CloudFront LogAnalyzer is an analysis package for Amazon CloudFront Access
Logs. The application is built to run on Amazon Elastic MapReduce. It uses
Cascading(http://www.cascading.org) to generate the reports.  The application
reads in the location of your CloudFront logs and the date range for
consideration. It runs map reduce jobs to process these logs to produce the
following usage reports

- Overall Volume Report
- Client IP Report
- Object Popularity Report
- Edge Location Report


== Getting Setup

=== Building CloudFront LogAnalyzer

Building the tool is pretty straight forward. All the dependent jars
needed are present in the libs directory. After unpacking the tgz, run
ant jar to build create a jar file

  ant jar

The jar file logprocessor.jar gets generated in the build
directory.


=== Upload jar to your S3 bucket

Upload the generated jar to an S3 bucket you own and note down the jar
location (e.g s3n://<yourbucket>/<prefix>/logprocessor.jar).
You will be needing this location to run this using Amazon Elastic
MapReduce


=== Running the application using the Amazon Elastic MapReduce Web Console

Sign up for Amazon Elastic MapReduce (http://aws.amazon.com/elasticmapreduce/)
if you have not already done so. Login to the webconsole and follow the steps to
create a new JobFlow. Choose the CloudFront LogAnalyzer sample application in the 
JobFlow Wizard. This will pre fill the jar location and parameters with default
values that uses the jar and date in the public sample bucket. You can either go
with the defaults or  modify these values to use the jar file that you have 
uploaded and/or provide your cloudfront log files.

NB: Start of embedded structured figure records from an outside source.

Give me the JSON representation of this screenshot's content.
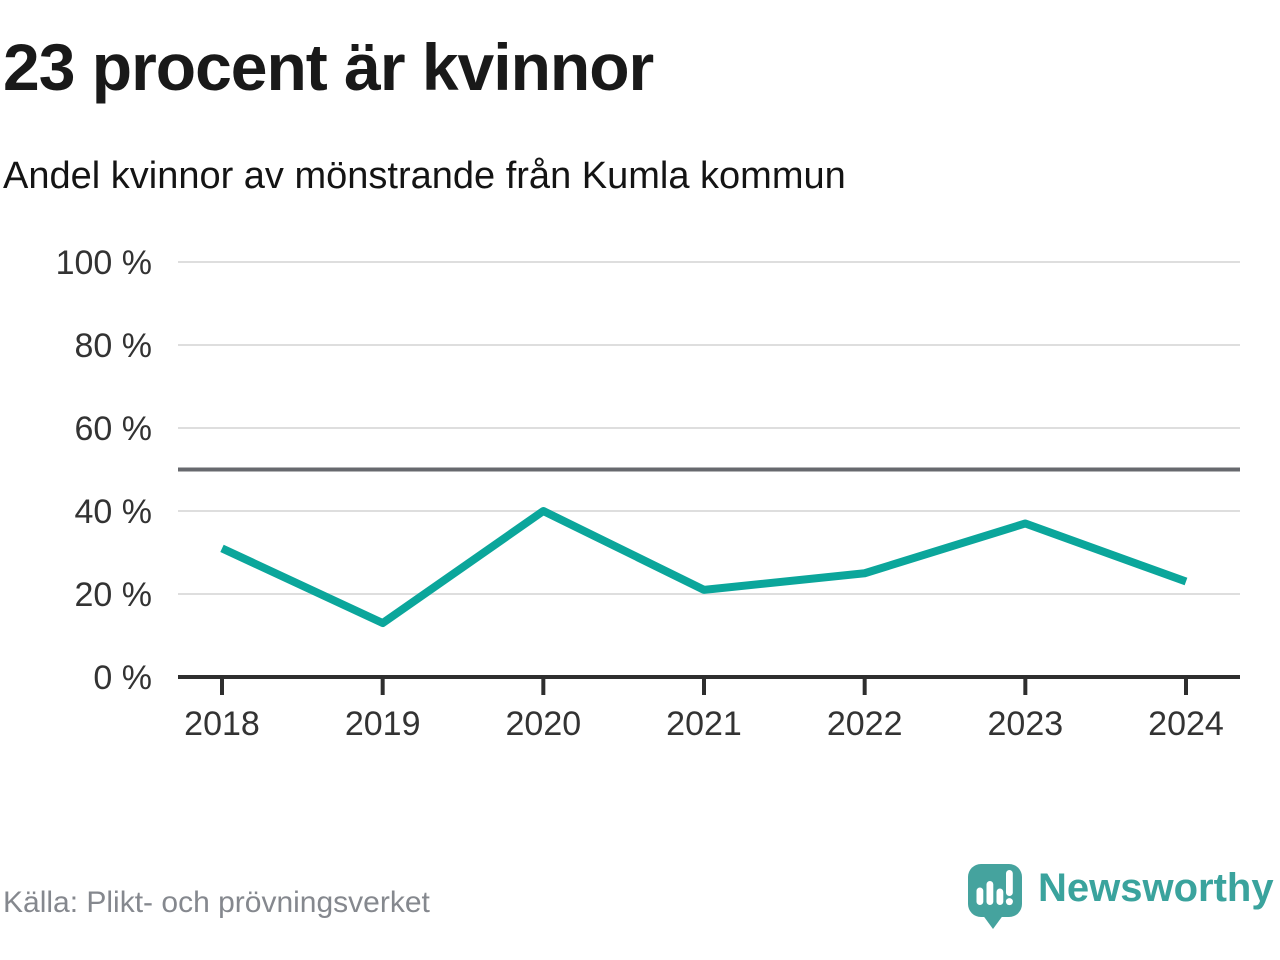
{
  "header": {
    "title": "23 procent är kvinnor",
    "subtitle": "Andel kvinnor av mönstrande från Kumla kommun"
  },
  "chart_data": {
    "type": "line",
    "title": "23 procent är kvinnor",
    "subtitle": "Andel kvinnor av mönstrande från Kumla kommun",
    "x": [
      2018,
      2019,
      2020,
      2021,
      2022,
      2023,
      2024
    ],
    "series": [
      {
        "name": "Andel kvinnor",
        "values": [
          31,
          13,
          40,
          21,
          25,
          37,
          23
        ]
      }
    ],
    "unit": "%",
    "ylim": [
      0,
      100
    ],
    "yticks": [
      0,
      20,
      40,
      60,
      80,
      100
    ],
    "ytick_suffix": " %",
    "reference_line": 50,
    "grid": "horizontal",
    "legend_position": "none",
    "colors": {
      "line": "#0ba69b",
      "grid": "#dedede",
      "reference": "#67696e",
      "axis": "#2e2e2e",
      "tick_text": "#333333"
    }
  },
  "footer": {
    "source": "Källa: Plikt- och prövningsverket",
    "brand": "Newsworthy",
    "brand_color": "#3aa39d",
    "logo_color": "#45a39e"
  }
}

=== Running the application from the Ruby Client

Download the Amazon Elastic MapReduce Ruby Client from Resources -> Sample Code
and Librarues in http://aws.amazon.com/elasticmapreduce. Follow the instructions
provided to get it setup. The following command runs the CloudFront LogAnalyzer 
application wuth default parameters

  ./elastic-mapreduce --create --jar s3n://elasticmapreduce/samples/cloudfront/logprocessor.jar
  --args "-input,s3n://elasticmapreduce/samples/cloudfront/input,
  -output,s3n://<yourbucket>/<your-non-existant-path-to-output>" 

=== Jar Arguments

The application takes the following arguments. Use these arguments either from the console or from the 

  -input <path>  
      the s3 location of the cloudfront log files e.g s3n://mycloudfrontlogbucket/cloudfrontlogs

  -output 
     s3 location to which the reports get written to (e.g s3n://myoutputbucket/reports Note: It 
     is important that the subdirectory doesnt already exist)

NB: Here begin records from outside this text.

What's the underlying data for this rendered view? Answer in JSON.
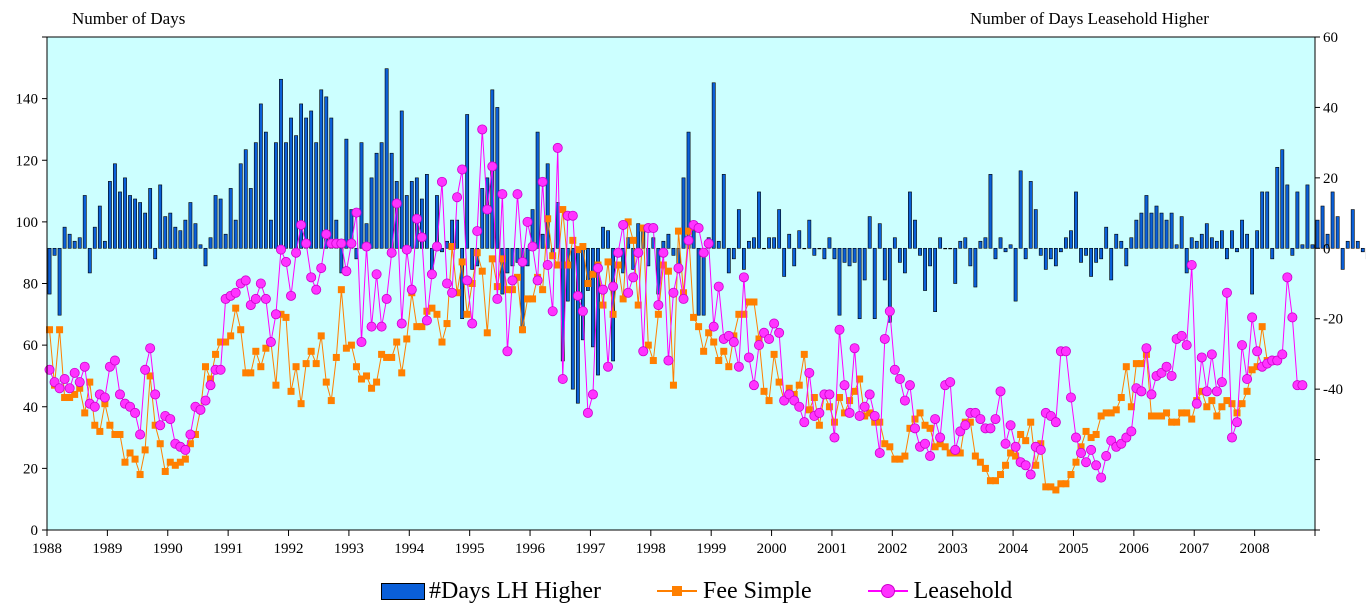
{
  "chart_data": {
    "type": "combo",
    "left_axis_title": "Number of Days",
    "right_axis_title": "Number of Days Leasehold Higher",
    "x_axis": {
      "start_year": 1988,
      "end_year": 2009,
      "tick_labels": [
        "1988",
        "1989",
        "1990",
        "1991",
        "1992",
        "1993",
        "1994",
        "1995",
        "1996",
        "1997",
        "1998",
        "1999",
        "2000",
        "2001",
        "2002",
        "2003",
        "2004",
        "2005",
        "2006",
        "2007",
        "2008"
      ]
    },
    "left_axis": {
      "range": [
        0,
        160
      ],
      "tick_labels": [
        "0",
        "20",
        "40",
        "60",
        "80",
        "100",
        "120",
        "140"
      ]
    },
    "right_axis": {
      "range": [
        -80,
        60
      ],
      "tick_labels": [
        "60",
        "40",
        "20",
        "0",
        "-20",
        "-40"
      ]
    },
    "grid": false,
    "legend_position": "bottom",
    "series": [
      {
        "name": "#Days LH Higher",
        "kind": "bar",
        "axis": "right",
        "color": "#0a5fd8",
        "values": [
          -13,
          -2,
          -19,
          6,
          4,
          2,
          3,
          15,
          -7,
          6,
          12,
          2,
          19,
          24,
          16,
          20,
          15,
          14,
          13,
          10,
          17,
          -3,
          18,
          9,
          10,
          6,
          5,
          8,
          13,
          7,
          1,
          -5,
          3,
          15,
          14,
          4,
          17,
          8,
          24,
          28,
          17,
          30,
          41,
          33,
          8,
          30,
          48,
          30,
          37,
          32,
          41,
          37,
          39,
          30,
          45,
          43,
          37,
          8,
          -7,
          31,
          11,
          -3,
          30,
          7,
          20,
          27,
          30,
          51,
          27,
          19,
          39,
          15,
          19,
          20,
          14,
          21,
          -7,
          15,
          -1,
          2,
          8,
          8,
          -20,
          38,
          -6,
          -5,
          17,
          20,
          45,
          40,
          -13,
          -7,
          -5,
          -4,
          -24,
          -5,
          11,
          33,
          4,
          24,
          -2,
          13,
          -32,
          -15,
          -40,
          -44,
          -26,
          -12,
          -28,
          -36,
          6,
          5,
          -32,
          -1,
          -7,
          3,
          -6,
          7,
          5,
          -5,
          3,
          -13,
          2,
          4,
          -2,
          -7,
          20,
          33,
          5,
          -19,
          -19,
          3,
          47,
          2,
          21,
          -7,
          -3,
          11,
          -6,
          2,
          3,
          16,
          0,
          3,
          3,
          11,
          -8,
          4,
          -5,
          5,
          0,
          8,
          -2,
          0,
          -3,
          3,
          -3,
          -19,
          -4,
          -5,
          -4,
          -20,
          -9,
          9,
          -20,
          7,
          -9,
          -21,
          3,
          -4,
          -7,
          16,
          8,
          -2,
          -12,
          -5,
          -18,
          3,
          0,
          0,
          -10,
          2,
          3,
          -5,
          -11,
          2,
          3,
          21,
          -3,
          3,
          -1,
          1,
          -15,
          22,
          -3,
          19,
          11,
          -2,
          -6,
          -3,
          -5,
          -1,
          3,
          5,
          16,
          -4,
          -2,
          -8,
          -4,
          -3,
          6,
          -9,
          4,
          2,
          -5,
          3,
          8,
          10,
          15,
          10,
          12,
          10,
          8,
          10,
          1,
          9,
          -7,
          3,
          2,
          4,
          7,
          3,
          2,
          5,
          -3,
          5,
          -1,
          8,
          4,
          -13,
          5,
          16,
          16,
          -3,
          23,
          28,
          18,
          -2,
          16,
          1,
          18,
          1,
          8,
          12,
          4,
          16,
          9,
          -6,
          2,
          11,
          2,
          -1,
          -3,
          13,
          23,
          -1,
          6,
          9,
          13,
          15,
          -10,
          10,
          24,
          -5,
          10,
          11,
          11,
          8,
          29,
          -2,
          7,
          19,
          21,
          22,
          -2,
          11,
          -7,
          12,
          40,
          -12,
          -10,
          10,
          -5,
          -2,
          27,
          22,
          12,
          14,
          16,
          8,
          12,
          -9,
          16,
          -1,
          30,
          -13
        ]
      },
      {
        "name": "Fee Simple",
        "kind": "line",
        "axis": "left",
        "color": "#ff7f00",
        "values": [
          65,
          47,
          65,
          43,
          43,
          44,
          46,
          38,
          48,
          34,
          32,
          41,
          34,
          31,
          31,
          22,
          25,
          23,
          18,
          26,
          50,
          34,
          28,
          19,
          22,
          21,
          22,
          23,
          28,
          31,
          39,
          53,
          49,
          57,
          61,
          61,
          63,
          72,
          65,
          51,
          51,
          58,
          53,
          59,
          61,
          47,
          70,
          69,
          45,
          53,
          41,
          54,
          58,
          54,
          63,
          48,
          42,
          56,
          78,
          59,
          60,
          53,
          49,
          50,
          46,
          48,
          57,
          56,
          56,
          61,
          51,
          62,
          77,
          66,
          66,
          71,
          72,
          70,
          61,
          67,
          92,
          77,
          87,
          70,
          80,
          90,
          84,
          64,
          88,
          79,
          88,
          78,
          78,
          82,
          65,
          75,
          75,
          82,
          78,
          101,
          89,
          86,
          104,
          86,
          94,
          91,
          92,
          80,
          83,
          86,
          73,
          87,
          70,
          86,
          75,
          100,
          94,
          73,
          98,
          60,
          55,
          70,
          86,
          84,
          47,
          97,
          77,
          97,
          69,
          66,
          58,
          64,
          61,
          55,
          58,
          53,
          63,
          70,
          70,
          74,
          74,
          62,
          45,
          42,
          57,
          48,
          42,
          46,
          44,
          47,
          57,
          39,
          43,
          34,
          44,
          40,
          35,
          43,
          38,
          42,
          45,
          49,
          37,
          38,
          35,
          35,
          28,
          27,
          23,
          23,
          24,
          33,
          36,
          38,
          34,
          33,
          27,
          28,
          27,
          25,
          25,
          25,
          35,
          35,
          24,
          22,
          20,
          16,
          16,
          18,
          21,
          25,
          24,
          31,
          29,
          35,
          21,
          28,
          14,
          14,
          13,
          15,
          15,
          18,
          22,
          27,
          32,
          30,
          31,
          37,
          38,
          38,
          39,
          43,
          53,
          40,
          54,
          54,
          57,
          37,
          37,
          37,
          38,
          35,
          35,
          38,
          38,
          36,
          42,
          45,
          40,
          42,
          37,
          40,
          42,
          41,
          38,
          41,
          45,
          52,
          53,
          66,
          55
        ]
      },
      {
        "name": "Leasehold",
        "kind": "line",
        "axis": "left",
        "color": "#ff00ff",
        "values": [
          52,
          48,
          46,
          49,
          46,
          51,
          48,
          53,
          41,
          40,
          44,
          43,
          53,
          55,
          44,
          41,
          40,
          38,
          31,
          52,
          59,
          44,
          34,
          37,
          36,
          28,
          27,
          26,
          31,
          40,
          39,
          42,
          47,
          52,
          52,
          75,
          76,
          77,
          80,
          81,
          73,
          75,
          80,
          75,
          61,
          70,
          91,
          87,
          76,
          90,
          99,
          93,
          82,
          78,
          85,
          96,
          93,
          93,
          93,
          84,
          93,
          103,
          61,
          92,
          66,
          83,
          66,
          75,
          90,
          106,
          67,
          91,
          78,
          101,
          95,
          68,
          83,
          92,
          113,
          80,
          77,
          108,
          117,
          81,
          67,
          97,
          130,
          104,
          118,
          75,
          109,
          58,
          81,
          109,
          87,
          100,
          92,
          81,
          113,
          86,
          71,
          124,
          49,
          102,
          102,
          76,
          71,
          38,
          44,
          85,
          78,
          53,
          79,
          90,
          99,
          77,
          82,
          90,
          58,
          98,
          98,
          73,
          90,
          55,
          77,
          85,
          75,
          94,
          99,
          98,
          90,
          93,
          66,
          79,
          62,
          63,
          61,
          53,
          82,
          56,
          47,
          60,
          64,
          62,
          67,
          64,
          42,
          44,
          42,
          40,
          35,
          51,
          37,
          38,
          44,
          44,
          30,
          65,
          47,
          38,
          59,
          37,
          40,
          44,
          37,
          25,
          62,
          71,
          52,
          49,
          42,
          47,
          33,
          27,
          28,
          24,
          36,
          30,
          47,
          48,
          26,
          32,
          34,
          38,
          38,
          36,
          33,
          33,
          36,
          45,
          28,
          34,
          27,
          22,
          21,
          18,
          27,
          26,
          38,
          37,
          35,
          58,
          58,
          43,
          30,
          25,
          22,
          26,
          21,
          17,
          24,
          29,
          27,
          28,
          30,
          32,
          46,
          45,
          59,
          44,
          50,
          51,
          53,
          50,
          62,
          63,
          60,
          86,
          41,
          56,
          45,
          57,
          45,
          48,
          77,
          30,
          35,
          60,
          49,
          69,
          58,
          53,
          54,
          55,
          55,
          57,
          82,
          69,
          47,
          47
        ]
      }
    ]
  }
}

  -start <start datetime in GMT formatted as yyyy-MM-dd-HH, Specify "any" to not constrain the start date> 
	(e.g 2009-02-01-01 => 1st February 2009, 01:00)(Defaults to "any")
  -end <end datetime in GMT formatted as yyyy-MM-dd-HH, Specify "any" to not constrain the end date> 
	(e.g 2009-03-31-23 => 31st March 2009, 23:00)(Defaults to "any")
  -timeBucket <time in seconds to group records by> 
        (Defaults to 300 seconds)
  -allReports 
        (If specified generates all the reports. Default behaviour is to generate all the reports)
  -clientIPReport 
        (If specified generates the Client IP Report)
  -objectPopularityReport 
        (If specified generates the Object Popularity Report)
  -overallVolumeReport 
        (If specified generates the Overall Volume Report)
  -edgeLocationReport 
        (If specified generates the Edege Location Report)

=== Accessing the generated reports

The generated reports can be found by downloading all the files in the
specified output path. The outputs are all tab delimted txt files. You
can safely ignore or delete the _runlogs_ directory in your output
path.